Don’t worry – the doors have not been painted yet. When they are, the fingerprints will be a matter of history,,,,and a funny, hidden secret of the house’s legacy.

Trends in Wallpaper – A School Project

October 23, 2012

I received an odd-and-somewhat-frustrating phone call today.  I answered the call, and a teenaged gal-sounding voice asked what sounded like, “Is this Joan?”  I said, “No, sorry, no Joan here.”  But I sensed that this was a call about wallpaper, rather than a wrong number, so I ventured, “Are you calling about wallpaper?”  She said yes, and then asked, “What are the three top best sellers you have?”

To which I repied, “Well, I’m an installer, not a seller, so….”  and before I could get out any more, or offer to help her, she said, “OK, then.  I’ll call Lowe’s.”  (It first had sounded like “Joan,” but she had said “Lowe’s.”)

Gee whiz!  I managed to stop her before she hung up.  I pretty well guessed what she was wanting to know, and why, but I thought she could have gone about it a little better.  Still, being so young, she just didn’t have a lot of experience in dealing with people, stores, projects, that sort of thing.  I guess I could have just hung up and gone about my day, but I wanted to help this gal.  So I asked, “Are you working on school project, or an art class, or something like that?”

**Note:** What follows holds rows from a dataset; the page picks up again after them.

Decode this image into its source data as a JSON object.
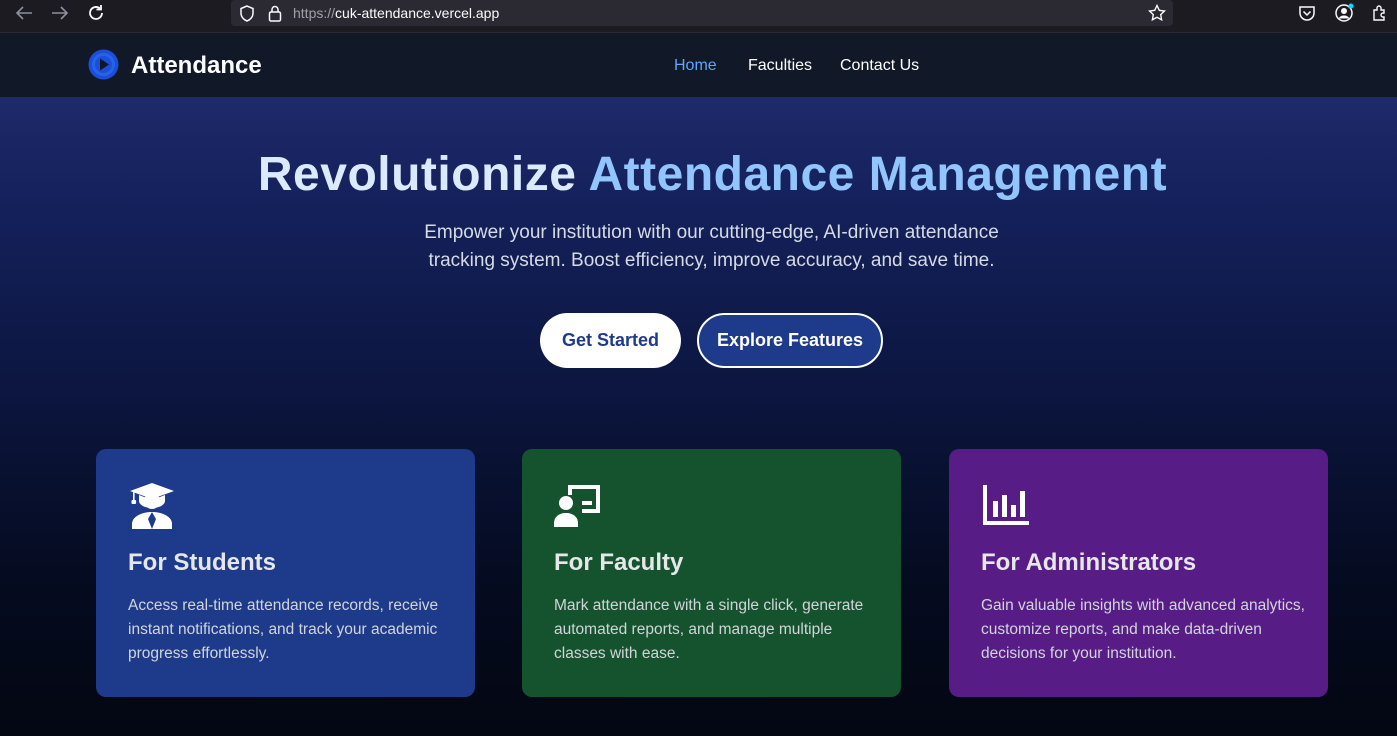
{
  "browser": {
    "url_protocol": "https://",
    "url_host": "cuk-attendance.vercel.app"
  },
  "site": {
    "brand": "Attendance",
    "nav": [
      {
        "label": "Home",
        "active": true
      },
      {
        "label": "Faculties",
        "active": false
      },
      {
        "label": "Contact Us",
        "active": false
      }
    ]
  },
  "hero": {
    "title_part1": "Revolutionize",
    "title_part2": "Attendance Management",
    "subtitle": "Empower your institution with our cutting-edge, AI-driven attendance tracking system. Boost efficiency, improve accuracy, and save time.",
    "primary_button": "Get Started",
    "secondary_button": "Explore Features"
  },
  "cards": [
    {
      "title": "For Students",
      "description": "Access real-time attendance records, receive instant notifications, and track your academic progress effortlessly.",
      "icon": "graduate-icon",
      "color": "#1e3a8a"
    },
    {
      "title": "For Faculty",
      "description": "Mark attendance with a single click, generate automated reports, and manage multiple classes with ease.",
      "icon": "teacher-board-icon",
      "color": "#14532d"
    },
    {
      "title": "For Administrators",
      "description": "Gain valuable insights with advanced analytics, customize reports, and make data-driven decisions for your institution.",
      "icon": "bar-chart-icon",
      "color": "#581c87"
    }
  ],
  "colors": {
    "accent": "#60a5fa",
    "title_light": "#dbeafe",
    "title_highlight": "#93c5fd"
  }
}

She said yes, and then I finally began to draw a little more information out of her.   But first I couldn’t help but start off with a little lecture – a gentle lecture.  “You know, you would do better to start off by introducing yourself, and then explaining quickly what you are wanting to know and why.  I don’t sell wallpaper, but I can help you if you want to know about trends and styles.  And I can guarantee that if you call Lowe’s and simply ask, “What are your three top selling wallpapers?” that the operator won’t have a clue what you’re talking about, and even if you get to the wallpaper department, which also sells window blinds and floor tiles, it’s not likely that there would be anyone there who could answer such a question.   I wanted the young lady to know that an introduction and a brief explanation of her project would be a better way to get the information she seeks.

So I got her to talk about her project a little bit, some sort of art or design class (she’s interested in design types, not types of material used in constructing,  wallpaper), and then I was able to answer her question, and she hung up happy.

So, what ARE the top three types of wallpaper people want these days?  The first two were easy:

– Big Bold Graphics

– Grasscloth

For No. 3, I thought a little, then said       – Retro Patterns, such as the 1960’s & ’70’s.